Is there any way to force a compiler or an assembler to only generate RIP-relative addressing code?
I am trying to find a way to provide a mapping from conventional programming models to a Turing complete abstract model of computation.
This seems to be related to your discussion in comments on
Is C actually Turing-complete? on cs.SE (which I happened to see recently before you posted this).
Note that PC-relative addressing doesn't help you achieve unbounded storage. The required data size can be an unbounded amount larger than the code size, so the offset part of PC-relative addressing would need to be of unbounded size. (And it normally is only usable for static storage.)
I thought you were suggesting having pointers that were relative to their own addresses (not to code), which would still require unbounded register widths for a traditional ISA like x86-64 so you might as well just use the Random Access Machine abstract model of computation. x86-64 needs the whole absolute address in a register, or at least 2 parts that sum to the absolute address. ([base + idx*scale]
where scale is a 2-bit left shift).
add rdi, [rdi]
adds a pointed-to offset to a pointer (like C ptr += *ptr
), but still needs the result to fit in a register.
If you mean stopping compilers from using absolute memory addressing for static data, then yes, that's easy, use gcc -fPIE
or -fPIC
.
But if you mean use only [rip + rel32]
addressing, never [reg]
or any subset of the general [base + idx*scale + disp0/8/32]
alternative to [RIP + rel32]
, then no, of course not for real-world compilers. RIP-relative addressing can only access static storage, so limiting yourself to that would mean no stack space and no pointers. x86-64's only RIP-relative addressing mode is [rip + rel32]
where the rel32 is a constant embedded in the machine code, not a register value.
(Perhaps you could use self-modifying code to modify the rel32
of a RIP+rel32 addressing mode, but no mainstream compiler will do that. It's not obvious how you'd manage re-entrancy for stack space with only one copy of a function's machine code that you're modifying, but perhaps keeping the right data in stack space would let you restore the caller's rel32 offsets).
In hand-written asm, you can of course do whatever you want, but limiting yourself to rewriting rel32 displacements makes it (strictly?) less powerful than vanilla x86-64, not more Turing complete.
If you're looking for an addressing mode like [PC + other_register]
, I think 32-bit ARM has that.
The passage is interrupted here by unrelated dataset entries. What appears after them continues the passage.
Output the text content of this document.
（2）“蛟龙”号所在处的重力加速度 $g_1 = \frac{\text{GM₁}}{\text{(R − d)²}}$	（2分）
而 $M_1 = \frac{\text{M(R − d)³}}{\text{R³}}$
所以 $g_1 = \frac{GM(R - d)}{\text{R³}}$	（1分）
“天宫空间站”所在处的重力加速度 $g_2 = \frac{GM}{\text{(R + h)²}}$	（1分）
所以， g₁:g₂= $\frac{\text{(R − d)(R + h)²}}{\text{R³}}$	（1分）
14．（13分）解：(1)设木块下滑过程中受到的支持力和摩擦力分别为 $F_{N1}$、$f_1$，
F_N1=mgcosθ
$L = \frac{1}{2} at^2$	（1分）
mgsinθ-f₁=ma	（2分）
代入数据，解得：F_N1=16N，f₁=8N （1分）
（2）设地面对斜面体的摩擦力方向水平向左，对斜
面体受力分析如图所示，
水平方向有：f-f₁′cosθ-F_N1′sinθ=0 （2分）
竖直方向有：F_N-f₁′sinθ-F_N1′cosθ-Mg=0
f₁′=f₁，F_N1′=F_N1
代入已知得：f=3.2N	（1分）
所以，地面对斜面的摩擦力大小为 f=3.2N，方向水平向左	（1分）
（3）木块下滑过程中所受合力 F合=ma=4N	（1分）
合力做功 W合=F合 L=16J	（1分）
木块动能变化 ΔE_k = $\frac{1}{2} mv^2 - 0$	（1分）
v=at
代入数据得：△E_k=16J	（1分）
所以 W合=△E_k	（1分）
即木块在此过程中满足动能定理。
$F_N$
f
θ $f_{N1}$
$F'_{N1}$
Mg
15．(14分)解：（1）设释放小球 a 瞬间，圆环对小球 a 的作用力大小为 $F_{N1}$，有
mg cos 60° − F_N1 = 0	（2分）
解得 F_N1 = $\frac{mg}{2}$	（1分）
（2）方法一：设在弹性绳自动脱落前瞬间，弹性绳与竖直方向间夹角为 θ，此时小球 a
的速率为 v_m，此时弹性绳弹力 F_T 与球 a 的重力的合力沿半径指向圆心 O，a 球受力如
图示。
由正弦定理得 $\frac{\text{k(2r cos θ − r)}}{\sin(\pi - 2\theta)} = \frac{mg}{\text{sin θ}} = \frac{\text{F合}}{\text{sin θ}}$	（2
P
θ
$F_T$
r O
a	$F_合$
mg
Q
It has indexed addressing, and the program counter is accessible as one of the 16 general-purpose registers (unlike in AArch64). So that would let you do PC-relative indexing of static arrays. Again, not that this helps in any obvious way. For any given instruction at a fixed PC to address any of an unbounded number of memory locations, the "other register" would have to have unbounded width.
Unbounded Turing-complete C:
I believe this is impossible unless you loosen the language to remove the fact that every type (including pointers) has some fixed width decided ahead of time, not based on the size of the input you want to deal with.
A Turing-complete C implementation could call malloc
in a loop an unbounded number of times, for example reading lines of input with fgets
and adding each line as it arrives into a binary tree with a standard recursive approach. Using a standard node layout based on C pointers:
struct node { struct node *left, *right; const char *str; };
. Then later traverse that tree and output the lines in sorted order.
For a tree to work, any existing node needs to be able to point to a newly-allocated note. Section-relative addressing doesn't get you any closer to that, as far as I can see. This binary-tree example might be a good litmus test for unbounded C, involving pointers to other objects with an arrangement depending on the input.
What you describe in comments seems to be writing local parts of a UTM state machine in x86 asm, with each state having its own 2GiB memory space and the ability to jump forward or backward to the next state. There's no clear way to have true random access or real pointers, only within the code for one state.
Using a finite C implementation for each step of a UTM doesn't give you an overall Turing-complete C implementation, it gives you a Turing machine with tape-like non-random-access when your problem sizes exceed what you can do inside one "state" or "memory bank" or whatever you call it.